Personal information
- Full name: George William Oswald Smith
- Born: 7 March 1906 Halstead, Essex, England
- Died: 25 November 1989 (aged 83) Worthing, Sussex, England
- Batting: Right-handed
- Role: Occasional wicketkeeper

Domestic team information
- 1929–1930: Essex

Career statistics
| Competition | FC |
| Matches | 10 |
| Runs scored | 206 |
| Batting average | 13.73 |
| 100s/50s | –/– |
| Top score | 39* |
| Balls bowled | – |
| Wickets | – |
| Bowling average | – |
| 5 wickets in innings | – |
| 10 wickets in match | – |
| Best bowling | – |
| Catches/stumpings | 2/– |
- Source: Cricinfo, 27 December 2010

= George Smith (cricketer, born 1906) =

English cricketer

George William Oswald Smith (7 March 1906 – 25 November 1989) was an English cricketer. Smith was a right-handed batsman who occasionally played as a wicket-keeper.
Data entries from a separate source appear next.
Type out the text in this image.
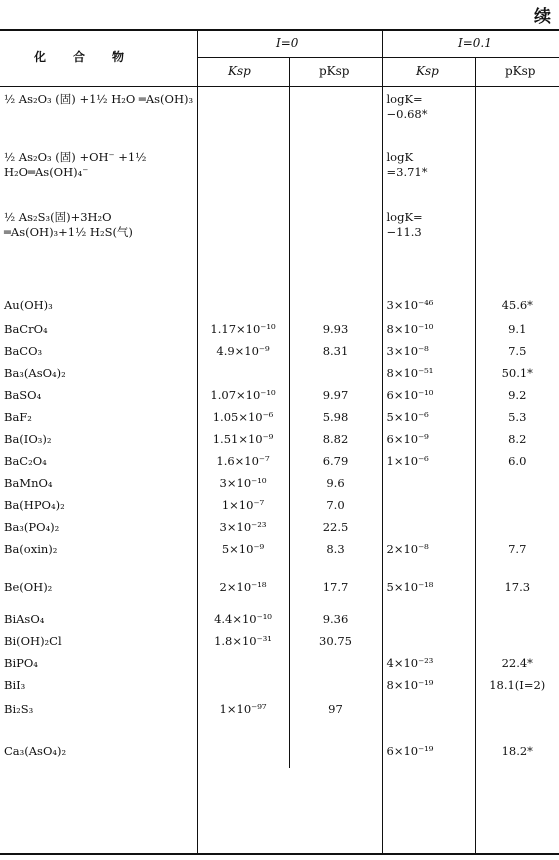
续
化　　合　　物
I=0	I=0.1
Ksp	pKsp	Ksp	pKsp
½ As₂O₃ (固) +1½ H₂O ═As(OH)₃			logK= −0.68*	
½ As₂O₃ (固) +OH⁻ +1½ H₂O═As(OH)₄⁻			logK =3.71*	
½ As₂S₃(固)+3H₂O ═As(OH)₃+1½ H₂S(气)			logK= −11.3	
Au(OH)₃			3×10⁻⁴⁶	45.6*
BaCrO₄	1.17×10⁻¹⁰	9.93	8×10⁻¹⁰	9.1
BaCO₃	4.9×10⁻⁹	8.31	3×10⁻⁸	7.5
Ba₃(AsO₄)₂			8×10⁻⁵¹	50.1*
BaSO₄	1.07×10⁻¹⁰	9.97	6×10⁻¹⁰	9.2
BaF₂	1.05×10⁻⁶	5.98	5×10⁻⁶	5.3
Ba(IO₃)₂	1.51×10⁻⁹	8.82	6×10⁻⁹	8.2
BaC₂O₄	1.6×10⁻⁷	6.79	1×10⁻⁶	6.0
BaMnO₄	3×10⁻¹⁰	9.6		
Ba(HPO₄)₂	1×10⁻⁷	7.0		
Ba₃(PO₄)₂	3×10⁻²³	22.5		
Ba(oxin)₂	5×10⁻⁹	8.3	2×10⁻⁸	7.7
Be(OH)₂	2×10⁻¹⁸	17.7	5×10⁻¹⁸	17.3
BiAsO₄	4.4×10⁻¹⁰	9.36		
Bi(OH)₂Cl	1.8×10⁻³¹	30.75		
BiPO₄			4×10⁻²³	22.4*
BiI₃			8×10⁻¹⁹	18.1(I=2)
Bi₂S₃	1×10⁻⁹⁷	97		
Ca₃(AsO₄)₂			6×10⁻¹⁹	18.2*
He was born at Halstead, Essex.

Smith made his first-class debut for Essex in the 1929 County Championship against Derbyshire. Smith played for Essex in the 1929 and 1930 seasons, playing a total of 10 first-class matches, the last of which came against Yorkshire. In his 10 first-class matches, he scored 206 runs at a batting average of 13.73, with a high score of 39*.

He died in Worthing, Sussex on 25 November 1989.